I could spend a lot of time writing about the details of what makes IBLP’s belief system what it is and how it’s shattered so many people, but only a few words are really needed to sum it up: results-oriented thinking. It’s basically an underhanded prosperity gospel: if you input A (follow the principles), you’ll get an output of B (God will bless you). There are plenty of issues with that mindset as is, but it’s even more damaging when the input is flawed to begin with. Much of the practical application of the “non-optional principles” IBLP advocated were not even Biblical. They were simply Gothard’s own personal tastes and preferences turned into law, with Bible verses scotch-taped over them to give them some proof-texting heft. Even more, there was actual truth often sprinkled in with the lies, and it was quite tough to distinguish between the two.

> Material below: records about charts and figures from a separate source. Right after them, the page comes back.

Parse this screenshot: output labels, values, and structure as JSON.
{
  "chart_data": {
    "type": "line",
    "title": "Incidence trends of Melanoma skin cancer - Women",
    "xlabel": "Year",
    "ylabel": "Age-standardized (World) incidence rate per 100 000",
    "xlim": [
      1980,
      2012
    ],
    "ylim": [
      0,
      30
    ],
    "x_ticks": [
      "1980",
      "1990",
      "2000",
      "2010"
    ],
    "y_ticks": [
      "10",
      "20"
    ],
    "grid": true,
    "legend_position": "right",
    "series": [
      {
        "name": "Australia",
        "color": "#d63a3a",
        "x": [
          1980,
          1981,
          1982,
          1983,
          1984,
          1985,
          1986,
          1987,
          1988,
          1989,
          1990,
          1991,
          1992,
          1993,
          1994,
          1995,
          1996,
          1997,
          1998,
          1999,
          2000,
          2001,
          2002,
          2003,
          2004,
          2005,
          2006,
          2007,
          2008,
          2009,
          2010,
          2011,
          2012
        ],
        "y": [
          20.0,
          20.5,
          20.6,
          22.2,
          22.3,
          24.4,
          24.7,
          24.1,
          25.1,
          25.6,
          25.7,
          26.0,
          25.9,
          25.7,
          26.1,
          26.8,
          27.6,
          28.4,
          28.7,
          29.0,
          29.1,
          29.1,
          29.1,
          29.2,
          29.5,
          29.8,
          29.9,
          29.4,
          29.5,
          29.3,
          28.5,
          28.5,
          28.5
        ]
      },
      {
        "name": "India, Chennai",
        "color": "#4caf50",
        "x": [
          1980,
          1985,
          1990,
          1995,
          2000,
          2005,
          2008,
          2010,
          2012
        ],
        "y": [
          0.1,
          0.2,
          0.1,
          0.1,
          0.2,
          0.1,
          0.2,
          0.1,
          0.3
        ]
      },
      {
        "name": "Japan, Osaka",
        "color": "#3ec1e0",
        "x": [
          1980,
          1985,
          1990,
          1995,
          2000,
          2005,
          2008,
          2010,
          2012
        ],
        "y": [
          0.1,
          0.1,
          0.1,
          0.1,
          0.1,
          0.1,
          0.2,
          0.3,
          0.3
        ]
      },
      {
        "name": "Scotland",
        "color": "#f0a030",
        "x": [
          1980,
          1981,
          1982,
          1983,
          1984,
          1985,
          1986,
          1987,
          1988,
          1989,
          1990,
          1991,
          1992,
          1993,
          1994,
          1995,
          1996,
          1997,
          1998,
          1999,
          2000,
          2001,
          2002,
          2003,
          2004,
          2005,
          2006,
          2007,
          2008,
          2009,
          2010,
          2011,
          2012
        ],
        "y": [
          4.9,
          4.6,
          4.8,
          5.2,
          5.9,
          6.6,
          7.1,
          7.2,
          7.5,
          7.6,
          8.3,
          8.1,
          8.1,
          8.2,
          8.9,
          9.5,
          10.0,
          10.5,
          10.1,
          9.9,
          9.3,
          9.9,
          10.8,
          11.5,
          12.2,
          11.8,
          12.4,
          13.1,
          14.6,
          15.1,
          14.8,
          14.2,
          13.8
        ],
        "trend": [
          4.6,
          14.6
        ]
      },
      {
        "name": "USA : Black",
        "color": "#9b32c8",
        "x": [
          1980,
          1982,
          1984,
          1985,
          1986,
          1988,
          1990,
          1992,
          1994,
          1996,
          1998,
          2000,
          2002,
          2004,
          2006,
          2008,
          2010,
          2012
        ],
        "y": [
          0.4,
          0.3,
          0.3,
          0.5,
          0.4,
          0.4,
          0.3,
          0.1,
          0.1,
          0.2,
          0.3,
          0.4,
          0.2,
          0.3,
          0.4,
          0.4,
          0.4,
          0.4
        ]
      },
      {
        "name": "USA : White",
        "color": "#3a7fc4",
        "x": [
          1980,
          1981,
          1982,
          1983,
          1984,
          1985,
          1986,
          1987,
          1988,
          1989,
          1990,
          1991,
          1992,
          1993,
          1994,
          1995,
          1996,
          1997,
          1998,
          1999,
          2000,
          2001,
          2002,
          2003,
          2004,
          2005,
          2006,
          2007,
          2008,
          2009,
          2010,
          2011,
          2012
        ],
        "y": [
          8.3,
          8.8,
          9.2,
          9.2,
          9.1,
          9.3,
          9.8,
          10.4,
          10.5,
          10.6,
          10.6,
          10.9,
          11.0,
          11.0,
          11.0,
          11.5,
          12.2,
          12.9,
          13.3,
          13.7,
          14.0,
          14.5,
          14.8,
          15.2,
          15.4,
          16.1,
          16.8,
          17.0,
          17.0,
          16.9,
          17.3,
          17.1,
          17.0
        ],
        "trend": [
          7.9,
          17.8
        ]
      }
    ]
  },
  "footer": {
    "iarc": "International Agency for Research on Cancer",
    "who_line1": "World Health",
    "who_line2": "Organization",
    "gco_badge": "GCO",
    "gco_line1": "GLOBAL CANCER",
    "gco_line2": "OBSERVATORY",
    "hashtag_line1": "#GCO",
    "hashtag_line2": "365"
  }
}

In case anyone’s wondering, no – I don’t harbor any ill will toward my parents for being a part of IBLP back in the day. I love my parents. In fact, I can’t really blame them. We weren’t really all that involved with the program, and they even recognized its shortcomings. They were only doing what they thought was right. And I’m thankful that we were shielded from the worst of it. But I can’t deny that IBLP affected them differently as discerning adults than it did a little kid who soaked it all up like a sponge with hardly any other reference points. The mindset and methodology that defined IBLP played a key role in defining my own – much of it warped for a long time. I’m just thankful that over the past several years, God has brought people into my life who have walked alongside me as I’ve begun to break free of the chains of perfectionism, narcissism, and people-pleasing built up over all that time.
The reason why I’m bringing all of this up is not to throw blame around or fish for sympathy, but rather to establish context for many of the topics I’ll be writing about in this blog. It’s actually difficult for me to talk about this part of my story, mainly because it’s so far from the norm with respect to childhood experiences that it’s been rather tough for others to understand what it’s been like. It’s also very easy and tempting for me to want to forget about my time in IBLP – to sweep it under the rug, encase it in the museum of my childhood experiences, or treat it only as a radical organization whose issues I’ve long left behind. But that wouldn’t be even close to the truth. I still struggle with those aforementioned tendencies from time to time. I still struggle with being normal. And I also suspect that the issues that have plagued organizations like IBLP – such as focusing on external appearances, correcting imbalance with additional imbalance, and thinking linearly toward strict results – are issues that exist throughout our culture, albeit in less concentrated doses.
In the days to come, I’d like to start some discussions on these mindset-oriented issues and lend what perspective I can to them. As part of that, I’ll most likely be referencing personal experiences in IBLP, what was often taught there, why it’s ultimately damaging at its core, how it’s sometimes manifested in the world at large outside IBLP, and what I’ve learned through studying the Bible, personal experience, and other people who are far wiser than this silly fellow.